Pendidikan Dialogis: Refleksi Kritis atas Pemikiran Paulo Freire dalam Konteks Kekinian

25 November 2024   17:14 Diperbarui: 25 November 2024   17:22 87 1
Pendidikan dialogis yang diusung Paulo Freire merupakan gagasan revolusioner dalam dunia pendidikan, yang bertujuan mendekonstruksi hubungan hierarkis antara guru dan siswa. Dalam pendidikan ini, guru dan siswa tidak lagi dipandang sebagai pihak yang superior dan inferior, melainkan sebagai subjek yang setara, terlibat dalam dialog untuk memahami realitas bersama. Dialog tersebut menjadi interaksi inter-subjectivity, di mana setiap individu saling belajar dan memahami melalui refleksi serta pengalaman hidup yang nyata.

Penerapan pendidikan dialogis di Indonesia masih menghadapi tantangan struktural yang cukup signifikan, terutama dalam sistem pendidikan formal yang cenderung bersifat top-down. Kurikulum nasional sering kali dirancang secara seragam, dengan minim ruang untuk fleksibilitas dan konteks lokal. Namun, gagasan pendidikan dialogis telah mulai diimplementasikan di beberapa gerakan pendidikan alternatif, seperti sekolah-sekolah komunitas dan program berbasis masyarakat.

Sekolah komunitas, misalnya, mengadopsi metode pembelajaran berbasis partisipasi aktif, di mana siswa dilibatkan dalam memahami dan memecahkan masalah yang relevan dengan kehidupan sehari-hari mereka. Dalam konteks ini, guru tidak hanya menjadi penyampai pengetahuan, tetapi juga pendengar yang terbuka terhadap pengalaman siswa, menciptakan hubungan yang setara dan inklusif. Misalnya, cerita rakyat, praktik pertanian lokal, atau tradisi budaya digunakan sebagai media pembelajaran, sehingga pendidikan menjadi lebih kontekstual dan relevan dengan kebutuhan komunitas.

Dalam era digital, pendidikan dialogis mendapatkan dimensi baru. Teknologi menyediakan ruang bagi dialog dan interaksi yang lebih luas melalui platform pembelajaran daring. Misalnya, platform seperti Moodle atau Google Classroom memungkinkan diskusi kelompok yang inklusif, di mana siswa dari berbagai latar belakang dapat berbagi perspektif dan pengalaman. Namun, Freire mengingatkan bahwa teknologi hanyalah alat; esensi pendidikan tetap terletak pada hubungan manusia yang autentik. Jika teknologi digunakan secara mekanistik dan tanpa refleksi kritis, ia hanya akan memperkuat struktur penindasan baru, seperti kesenjangan digital.

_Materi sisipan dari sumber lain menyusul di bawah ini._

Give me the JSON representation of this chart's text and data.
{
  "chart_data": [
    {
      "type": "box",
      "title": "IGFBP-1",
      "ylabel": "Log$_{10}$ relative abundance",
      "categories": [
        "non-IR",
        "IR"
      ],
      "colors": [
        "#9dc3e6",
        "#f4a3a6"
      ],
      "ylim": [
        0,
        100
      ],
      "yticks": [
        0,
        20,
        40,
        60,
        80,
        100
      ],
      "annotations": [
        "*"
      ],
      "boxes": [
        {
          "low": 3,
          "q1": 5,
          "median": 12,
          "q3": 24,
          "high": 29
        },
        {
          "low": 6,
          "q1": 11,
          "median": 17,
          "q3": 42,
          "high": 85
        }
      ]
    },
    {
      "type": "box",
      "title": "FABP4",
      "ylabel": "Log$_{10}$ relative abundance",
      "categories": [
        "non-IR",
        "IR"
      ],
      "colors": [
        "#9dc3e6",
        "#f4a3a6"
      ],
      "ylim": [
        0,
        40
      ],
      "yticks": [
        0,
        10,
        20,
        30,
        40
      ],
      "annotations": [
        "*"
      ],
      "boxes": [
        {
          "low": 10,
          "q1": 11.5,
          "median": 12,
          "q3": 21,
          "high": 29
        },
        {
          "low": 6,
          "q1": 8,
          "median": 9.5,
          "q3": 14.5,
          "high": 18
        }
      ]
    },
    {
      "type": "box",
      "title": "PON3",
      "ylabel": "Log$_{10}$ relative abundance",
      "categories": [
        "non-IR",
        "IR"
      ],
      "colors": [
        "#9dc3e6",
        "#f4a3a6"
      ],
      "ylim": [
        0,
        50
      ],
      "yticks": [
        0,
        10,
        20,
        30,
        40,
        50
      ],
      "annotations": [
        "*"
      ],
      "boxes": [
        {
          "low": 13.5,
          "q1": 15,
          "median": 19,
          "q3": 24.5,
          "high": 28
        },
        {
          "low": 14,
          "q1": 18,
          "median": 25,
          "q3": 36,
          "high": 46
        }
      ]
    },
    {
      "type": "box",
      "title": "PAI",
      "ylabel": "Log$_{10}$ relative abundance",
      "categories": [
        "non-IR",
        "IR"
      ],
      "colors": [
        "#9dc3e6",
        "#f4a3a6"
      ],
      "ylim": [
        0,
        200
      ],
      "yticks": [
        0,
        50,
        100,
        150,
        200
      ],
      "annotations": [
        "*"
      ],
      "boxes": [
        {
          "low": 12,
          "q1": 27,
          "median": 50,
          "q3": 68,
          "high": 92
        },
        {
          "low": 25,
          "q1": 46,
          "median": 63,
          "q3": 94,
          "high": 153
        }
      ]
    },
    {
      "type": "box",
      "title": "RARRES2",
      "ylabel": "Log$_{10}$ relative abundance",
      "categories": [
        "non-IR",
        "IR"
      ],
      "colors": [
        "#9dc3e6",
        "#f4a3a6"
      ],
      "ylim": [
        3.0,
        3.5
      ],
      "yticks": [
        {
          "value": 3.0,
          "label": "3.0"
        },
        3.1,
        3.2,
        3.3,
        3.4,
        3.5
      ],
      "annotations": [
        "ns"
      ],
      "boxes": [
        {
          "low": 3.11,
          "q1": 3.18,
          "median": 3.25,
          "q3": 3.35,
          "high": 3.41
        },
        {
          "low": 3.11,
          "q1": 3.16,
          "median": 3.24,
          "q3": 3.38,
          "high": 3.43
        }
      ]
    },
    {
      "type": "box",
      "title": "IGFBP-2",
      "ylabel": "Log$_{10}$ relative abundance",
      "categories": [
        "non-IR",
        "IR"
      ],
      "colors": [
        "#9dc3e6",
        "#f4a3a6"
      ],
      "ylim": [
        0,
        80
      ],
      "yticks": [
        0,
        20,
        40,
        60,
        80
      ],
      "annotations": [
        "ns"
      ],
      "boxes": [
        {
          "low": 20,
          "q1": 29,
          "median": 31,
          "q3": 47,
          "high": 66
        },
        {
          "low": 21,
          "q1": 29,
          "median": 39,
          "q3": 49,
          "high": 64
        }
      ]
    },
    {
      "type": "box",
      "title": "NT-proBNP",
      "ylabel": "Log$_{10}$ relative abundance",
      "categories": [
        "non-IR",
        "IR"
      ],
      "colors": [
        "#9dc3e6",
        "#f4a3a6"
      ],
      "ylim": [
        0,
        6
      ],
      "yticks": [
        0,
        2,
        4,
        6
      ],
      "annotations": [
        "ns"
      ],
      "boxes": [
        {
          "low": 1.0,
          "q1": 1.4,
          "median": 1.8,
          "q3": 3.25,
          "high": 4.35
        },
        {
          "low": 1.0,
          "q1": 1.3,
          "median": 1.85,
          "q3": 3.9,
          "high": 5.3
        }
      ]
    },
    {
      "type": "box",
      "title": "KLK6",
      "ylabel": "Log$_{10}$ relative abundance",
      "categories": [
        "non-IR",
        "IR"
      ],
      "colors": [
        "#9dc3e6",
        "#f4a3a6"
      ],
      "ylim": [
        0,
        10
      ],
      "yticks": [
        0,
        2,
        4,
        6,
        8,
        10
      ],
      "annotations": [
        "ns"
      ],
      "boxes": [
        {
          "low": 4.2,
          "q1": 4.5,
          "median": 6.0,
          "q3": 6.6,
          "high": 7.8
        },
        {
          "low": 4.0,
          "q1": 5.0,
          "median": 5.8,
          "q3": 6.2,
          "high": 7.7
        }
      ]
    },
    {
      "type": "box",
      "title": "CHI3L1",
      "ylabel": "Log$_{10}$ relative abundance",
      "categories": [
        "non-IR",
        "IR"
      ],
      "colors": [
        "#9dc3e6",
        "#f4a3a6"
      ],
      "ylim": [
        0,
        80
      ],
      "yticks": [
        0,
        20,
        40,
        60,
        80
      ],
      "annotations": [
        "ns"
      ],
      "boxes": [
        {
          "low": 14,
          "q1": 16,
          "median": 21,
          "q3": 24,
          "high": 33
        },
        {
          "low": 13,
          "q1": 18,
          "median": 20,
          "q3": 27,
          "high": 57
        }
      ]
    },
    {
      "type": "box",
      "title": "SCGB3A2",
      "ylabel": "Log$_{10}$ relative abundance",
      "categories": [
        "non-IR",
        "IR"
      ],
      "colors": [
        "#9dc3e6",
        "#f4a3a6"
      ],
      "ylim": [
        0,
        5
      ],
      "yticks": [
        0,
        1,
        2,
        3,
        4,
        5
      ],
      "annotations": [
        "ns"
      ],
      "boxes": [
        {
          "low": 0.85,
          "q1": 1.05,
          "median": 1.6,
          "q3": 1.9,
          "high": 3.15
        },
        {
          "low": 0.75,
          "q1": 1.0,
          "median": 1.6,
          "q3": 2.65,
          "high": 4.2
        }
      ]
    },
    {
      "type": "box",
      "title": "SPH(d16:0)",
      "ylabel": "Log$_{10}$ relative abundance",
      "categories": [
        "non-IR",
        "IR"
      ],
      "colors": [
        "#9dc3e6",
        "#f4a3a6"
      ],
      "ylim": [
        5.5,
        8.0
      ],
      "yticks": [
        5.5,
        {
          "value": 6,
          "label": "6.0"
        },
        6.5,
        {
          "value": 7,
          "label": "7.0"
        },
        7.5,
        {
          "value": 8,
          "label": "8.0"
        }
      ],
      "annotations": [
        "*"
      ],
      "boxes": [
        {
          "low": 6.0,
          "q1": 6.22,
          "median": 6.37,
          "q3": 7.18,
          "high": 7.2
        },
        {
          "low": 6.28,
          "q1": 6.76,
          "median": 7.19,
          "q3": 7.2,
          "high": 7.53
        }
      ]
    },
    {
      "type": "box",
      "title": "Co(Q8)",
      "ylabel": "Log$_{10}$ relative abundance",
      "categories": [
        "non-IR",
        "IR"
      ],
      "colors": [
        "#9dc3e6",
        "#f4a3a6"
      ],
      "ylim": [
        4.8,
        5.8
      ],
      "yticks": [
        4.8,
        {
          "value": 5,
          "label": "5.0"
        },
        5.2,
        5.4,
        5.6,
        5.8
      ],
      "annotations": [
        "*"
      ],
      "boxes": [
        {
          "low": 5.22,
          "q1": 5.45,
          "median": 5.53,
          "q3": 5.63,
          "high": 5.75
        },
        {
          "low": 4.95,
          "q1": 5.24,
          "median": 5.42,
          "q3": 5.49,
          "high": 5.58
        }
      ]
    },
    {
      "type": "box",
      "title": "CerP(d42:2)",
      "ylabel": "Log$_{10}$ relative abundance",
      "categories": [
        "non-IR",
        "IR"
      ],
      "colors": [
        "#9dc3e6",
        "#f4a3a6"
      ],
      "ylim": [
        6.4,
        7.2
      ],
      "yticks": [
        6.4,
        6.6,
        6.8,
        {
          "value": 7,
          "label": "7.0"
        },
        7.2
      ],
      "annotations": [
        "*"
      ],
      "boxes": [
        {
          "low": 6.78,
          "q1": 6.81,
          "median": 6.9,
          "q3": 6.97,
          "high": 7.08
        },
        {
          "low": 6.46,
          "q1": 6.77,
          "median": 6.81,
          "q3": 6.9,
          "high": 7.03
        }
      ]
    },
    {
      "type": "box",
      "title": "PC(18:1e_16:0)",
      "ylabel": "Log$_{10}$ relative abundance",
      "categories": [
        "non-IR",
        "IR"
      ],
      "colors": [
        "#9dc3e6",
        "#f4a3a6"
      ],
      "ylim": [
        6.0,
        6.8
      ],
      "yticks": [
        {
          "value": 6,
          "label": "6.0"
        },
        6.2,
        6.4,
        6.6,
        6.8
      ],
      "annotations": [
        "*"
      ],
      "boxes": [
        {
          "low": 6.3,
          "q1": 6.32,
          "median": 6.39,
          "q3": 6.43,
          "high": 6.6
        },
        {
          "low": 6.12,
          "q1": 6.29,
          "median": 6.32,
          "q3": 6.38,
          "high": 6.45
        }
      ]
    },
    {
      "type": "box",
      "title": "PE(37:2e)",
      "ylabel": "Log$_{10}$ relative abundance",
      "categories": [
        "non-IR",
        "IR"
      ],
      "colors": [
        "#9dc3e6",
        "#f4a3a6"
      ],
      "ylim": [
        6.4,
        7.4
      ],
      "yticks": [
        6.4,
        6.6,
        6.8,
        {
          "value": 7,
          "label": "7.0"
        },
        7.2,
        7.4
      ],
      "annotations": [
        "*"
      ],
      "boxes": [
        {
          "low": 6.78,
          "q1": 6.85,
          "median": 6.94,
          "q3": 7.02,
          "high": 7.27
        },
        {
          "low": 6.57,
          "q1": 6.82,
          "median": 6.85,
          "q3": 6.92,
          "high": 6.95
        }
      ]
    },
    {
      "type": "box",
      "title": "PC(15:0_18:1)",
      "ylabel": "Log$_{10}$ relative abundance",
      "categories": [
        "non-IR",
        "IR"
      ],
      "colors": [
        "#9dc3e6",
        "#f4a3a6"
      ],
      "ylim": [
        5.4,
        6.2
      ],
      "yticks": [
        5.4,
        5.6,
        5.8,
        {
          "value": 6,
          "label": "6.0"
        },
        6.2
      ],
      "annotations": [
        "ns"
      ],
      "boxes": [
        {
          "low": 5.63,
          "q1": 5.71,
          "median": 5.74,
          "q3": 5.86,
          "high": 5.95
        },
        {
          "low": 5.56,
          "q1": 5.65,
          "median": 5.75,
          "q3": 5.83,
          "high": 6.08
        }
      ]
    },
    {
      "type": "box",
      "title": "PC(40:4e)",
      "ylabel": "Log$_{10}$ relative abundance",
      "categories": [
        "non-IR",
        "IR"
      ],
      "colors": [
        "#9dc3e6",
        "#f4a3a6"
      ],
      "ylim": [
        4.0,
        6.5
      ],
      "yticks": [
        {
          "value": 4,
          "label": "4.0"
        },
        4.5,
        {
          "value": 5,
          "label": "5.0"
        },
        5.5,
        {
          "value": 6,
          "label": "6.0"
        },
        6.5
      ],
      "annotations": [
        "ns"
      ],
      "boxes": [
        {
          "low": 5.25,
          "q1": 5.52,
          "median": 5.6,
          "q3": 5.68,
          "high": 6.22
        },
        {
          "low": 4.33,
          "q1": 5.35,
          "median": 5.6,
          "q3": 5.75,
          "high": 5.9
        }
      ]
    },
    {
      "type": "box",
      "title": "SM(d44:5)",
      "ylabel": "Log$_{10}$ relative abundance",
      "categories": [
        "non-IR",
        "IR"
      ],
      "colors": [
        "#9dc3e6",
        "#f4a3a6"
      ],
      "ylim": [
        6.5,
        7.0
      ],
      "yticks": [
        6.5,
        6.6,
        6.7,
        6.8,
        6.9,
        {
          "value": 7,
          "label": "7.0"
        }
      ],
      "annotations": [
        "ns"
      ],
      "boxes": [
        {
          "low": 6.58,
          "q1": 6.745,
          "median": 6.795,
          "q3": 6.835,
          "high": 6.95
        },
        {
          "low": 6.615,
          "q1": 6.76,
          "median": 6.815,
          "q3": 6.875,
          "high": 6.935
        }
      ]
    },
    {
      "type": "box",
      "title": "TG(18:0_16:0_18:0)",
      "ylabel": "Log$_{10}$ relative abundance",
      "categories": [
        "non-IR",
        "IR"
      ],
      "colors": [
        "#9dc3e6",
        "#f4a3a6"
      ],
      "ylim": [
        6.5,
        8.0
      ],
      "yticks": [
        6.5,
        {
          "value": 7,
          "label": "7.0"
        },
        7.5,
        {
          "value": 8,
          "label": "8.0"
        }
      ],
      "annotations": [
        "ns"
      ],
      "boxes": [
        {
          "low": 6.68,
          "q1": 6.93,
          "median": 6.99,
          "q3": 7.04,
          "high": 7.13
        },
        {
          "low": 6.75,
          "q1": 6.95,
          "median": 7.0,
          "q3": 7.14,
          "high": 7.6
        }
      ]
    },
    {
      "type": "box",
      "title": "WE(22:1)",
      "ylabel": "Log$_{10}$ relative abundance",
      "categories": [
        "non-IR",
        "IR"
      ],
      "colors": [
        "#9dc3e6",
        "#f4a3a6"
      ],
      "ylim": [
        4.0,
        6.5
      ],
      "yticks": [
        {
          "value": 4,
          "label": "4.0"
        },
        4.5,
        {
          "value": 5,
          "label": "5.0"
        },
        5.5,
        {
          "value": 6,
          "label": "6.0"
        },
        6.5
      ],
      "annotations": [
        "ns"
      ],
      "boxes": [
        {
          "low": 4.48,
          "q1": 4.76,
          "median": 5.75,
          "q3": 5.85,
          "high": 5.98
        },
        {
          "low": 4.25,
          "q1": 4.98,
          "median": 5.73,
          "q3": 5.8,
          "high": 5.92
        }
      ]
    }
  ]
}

Sebagai contoh, isu-isu global seperti perubahan iklim, kesenjangan digital, dan pelanggaran hak asasi manusia dapat dijadikan bahan diskusi dalam pendidikan berbasis dialog. Dengan pendekatan ini, pendidikan tidak hanya berfungsi sebagai alat transfer pengetahuan, tetapi juga sebagai sarana untuk membangun kesadaran kolektif dan memicu aksi transformatif. Misalnya, pembelajaran tentang perubahan iklim dapat melibatkan siswa dalam penelitian lokal tentang dampak lingkungan di sekitar mereka, memicu kesadaran tentang pentingnya keberlanjutan, dan mendorong mereka untuk melakukan aksi nyata, seperti pengelolaan sampah atau advokasi publik.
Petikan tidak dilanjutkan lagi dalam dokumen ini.